Der »Götz von Berlichingen«, den Goldmark vor sieben Jahren schon vollendet hatte, ist jetzt, zur Feier seines achtzigsten Geburtstages, aufgeführt worden. Da es sich um eine Huldigung für den verehrten Meister handelt, hätte die Aufführung wohl sorgfältiger und liebevoller sein sollen. Inszenierung und Einstudierung nahmen sich des Werkes nicht eben freundlich an. In den Hauptpartien sind Herr Weidemann, Frau Weidt, Fräulein Windheuser , Frau Kiurina und viel weniger zulänglich die Herren Leuer und Brandt beschäftigt.
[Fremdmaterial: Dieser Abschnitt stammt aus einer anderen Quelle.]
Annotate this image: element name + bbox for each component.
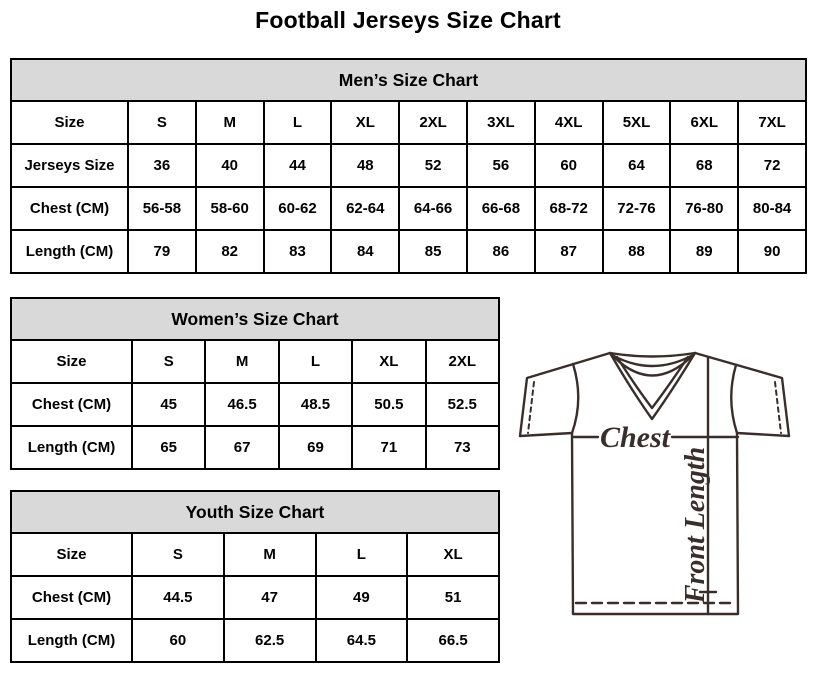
cell: 44.5 bbox=[132, 576, 224, 619]
mens-table-title: Men’s Size Chart bbox=[11, 59, 806, 101]
cell: 60 bbox=[535, 144, 603, 187]
jersey-diagram-svg bbox=[513, 335, 816, 635]
cell: 62-64 bbox=[331, 187, 399, 230]
table-row bbox=[11, 144, 806, 187]
cell: 46.5 bbox=[205, 383, 278, 426]
cell: 5XL bbox=[603, 101, 671, 144]
jersey-left-armhole-seam bbox=[572, 364, 578, 433]
cell: 68-72 bbox=[535, 187, 603, 230]
row-label: Chest (CM) bbox=[11, 576, 132, 619]
cell: 51 bbox=[407, 576, 499, 619]
cell: 58-60 bbox=[196, 187, 264, 230]
womens-size-table bbox=[10, 297, 500, 470]
cell: 72 bbox=[738, 144, 806, 187]
table-row bbox=[11, 101, 806, 144]
cell: 4XL bbox=[535, 101, 603, 144]
cell: 90 bbox=[738, 230, 806, 273]
jersey-right-armhole-seam bbox=[731, 365, 737, 433]
cell: M bbox=[224, 533, 316, 576]
cell: 62.5 bbox=[224, 619, 316, 662]
cell: 89 bbox=[670, 230, 738, 273]
cell: L bbox=[279, 340, 352, 383]
cell: L bbox=[264, 101, 332, 144]
cell: XL bbox=[352, 340, 425, 383]
row-label: Size bbox=[11, 340, 132, 383]
jersey-collar-top bbox=[610, 353, 695, 357]
cell: 85 bbox=[399, 230, 467, 273]
cell: 68 bbox=[670, 144, 738, 187]
cell: 47 bbox=[224, 576, 316, 619]
cell: 87 bbox=[535, 230, 603, 273]
cell: 40 bbox=[196, 144, 264, 187]
row-label: Chest (CM) bbox=[11, 383, 132, 426]
cell: 48.5 bbox=[279, 383, 352, 426]
cell: 60 bbox=[132, 619, 224, 662]
page-title: Football Jerseys Size Chart bbox=[255, 7, 561, 33]
cell: 80-84 bbox=[738, 187, 806, 230]
cell: 66-68 bbox=[467, 187, 535, 230]
cell: 64 bbox=[603, 144, 671, 187]
table-row bbox=[11, 426, 499, 469]
table-title-row bbox=[11, 491, 499, 533]
cell: 2XL bbox=[426, 340, 499, 383]
cell: 84 bbox=[331, 230, 399, 273]
front-length-label: Front Length bbox=[680, 446, 711, 604]
mens-size-table bbox=[10, 58, 807, 274]
cell: 76-80 bbox=[670, 187, 738, 230]
row-label: Size bbox=[11, 533, 132, 576]
row-label: Jerseys Size bbox=[11, 144, 128, 187]
cell: 56 bbox=[467, 144, 535, 187]
cell: L bbox=[316, 533, 408, 576]
cell: XL bbox=[407, 533, 499, 576]
youth-table-title: Youth Size Chart bbox=[11, 491, 499, 533]
table-row bbox=[11, 619, 499, 662]
womens-table-title: Women’s Size Chart bbox=[11, 298, 499, 340]
table-title-row bbox=[11, 298, 499, 340]
cell: M bbox=[205, 340, 278, 383]
cell: 83 bbox=[264, 230, 332, 273]
left-cuff-dashed-line bbox=[528, 382, 534, 433]
table-title-row bbox=[11, 59, 806, 101]
cell: 64.5 bbox=[316, 619, 408, 662]
chest-label: Chest bbox=[599, 421, 671, 454]
jersey-body bbox=[572, 433, 738, 614]
cell: 52.5 bbox=[426, 383, 499, 426]
cell: 2XL bbox=[399, 101, 467, 144]
right-cuff-dashed-line bbox=[775, 382, 781, 433]
cell: 69 bbox=[279, 426, 352, 469]
cell: 52 bbox=[399, 144, 467, 187]
row-label: Chest (CM) bbox=[11, 187, 128, 230]
cell: S bbox=[128, 101, 196, 144]
table-row bbox=[11, 187, 806, 230]
cell: 66.5 bbox=[407, 619, 499, 662]
youth-size-table bbox=[10, 490, 500, 663]
cell: M bbox=[196, 101, 264, 144]
cell: 79 bbox=[128, 230, 196, 273]
cell: S bbox=[132, 533, 224, 576]
cell: 67 bbox=[205, 426, 278, 469]
cell: 7XL bbox=[738, 101, 806, 144]
cell: 36 bbox=[128, 144, 196, 187]
row-label: Length (CM) bbox=[11, 230, 128, 273]
cell: 82 bbox=[196, 230, 264, 273]
cell: 48 bbox=[331, 144, 399, 187]
table-row bbox=[11, 383, 499, 426]
table-row bbox=[11, 340, 499, 383]
cell: 88 bbox=[603, 230, 671, 273]
row-label: Length (CM) bbox=[11, 426, 132, 469]
table-row bbox=[11, 230, 806, 273]
row-label: Size bbox=[11, 101, 128, 144]
jersey-measurement-diagram bbox=[513, 335, 816, 635]
cell: 73 bbox=[426, 426, 499, 469]
cell: 44 bbox=[264, 144, 332, 187]
cell: 3XL bbox=[467, 101, 535, 144]
cell: 71 bbox=[352, 426, 425, 469]
cell: 65 bbox=[132, 426, 205, 469]
row-label: Length (CM) bbox=[11, 619, 132, 662]
cell: 72-76 bbox=[603, 187, 671, 230]
cell: 60-62 bbox=[264, 187, 332, 230]
cell: 86 bbox=[467, 230, 535, 273]
cell: S bbox=[132, 340, 205, 383]
cell: 49 bbox=[316, 576, 408, 619]
cell: 50.5 bbox=[352, 383, 425, 426]
cell: 6XL bbox=[670, 101, 738, 144]
table-row bbox=[11, 576, 499, 619]
cell: 56-58 bbox=[128, 187, 196, 230]
cell: 45 bbox=[132, 383, 205, 426]
table-row bbox=[11, 533, 499, 576]
cell: 64-66 bbox=[399, 187, 467, 230]
cell: XL bbox=[331, 101, 399, 144]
Herr Weidemann gibt durch seine Darstellung dem Götz den prachtvollen Charakter der Goetheschen Urfassung wieder. Herr Direktor v. Weingartner, vor dem dritten Akt durch eine nicht ganz einmütige Ovation begrüßt, leitete die Aufführung. Das Publikum nahm jede Gelegenheit wahr, Karl Goldmark, den verehrten und geliebten Jubilar, aufs wärmste zu feiern. Nach den Aktschlüssen wurde er stürmisch gerufen und die bewegliche Gestalt des greisen Komponisten erschien unzählige Male vor dem Vorhang. Wie gütig und dankbar lächelte sein Blick dem Publikum zu!
Daß der »Götz« trotz seiner warm und edel empfundenen Musik als Repertoire-Oper kaum wird bestehen können, liegt an der unmöglichen Textbearbeitung. An seiner Stelle möchten wir uns lieber den »Merlin« denken, eine der schönsten Opern Goldmarks, die, vom Meister einer durchgreifenden Revision unterzogen, ein kostbares Schmuckstück des Spielplanes sein und bleiben könnte. »Auf Wiedersehen beim neunzigsten Geburtstag!« rief der Meister uns gestern beim Abschied zu. Quod bonum, felix faustumque sit!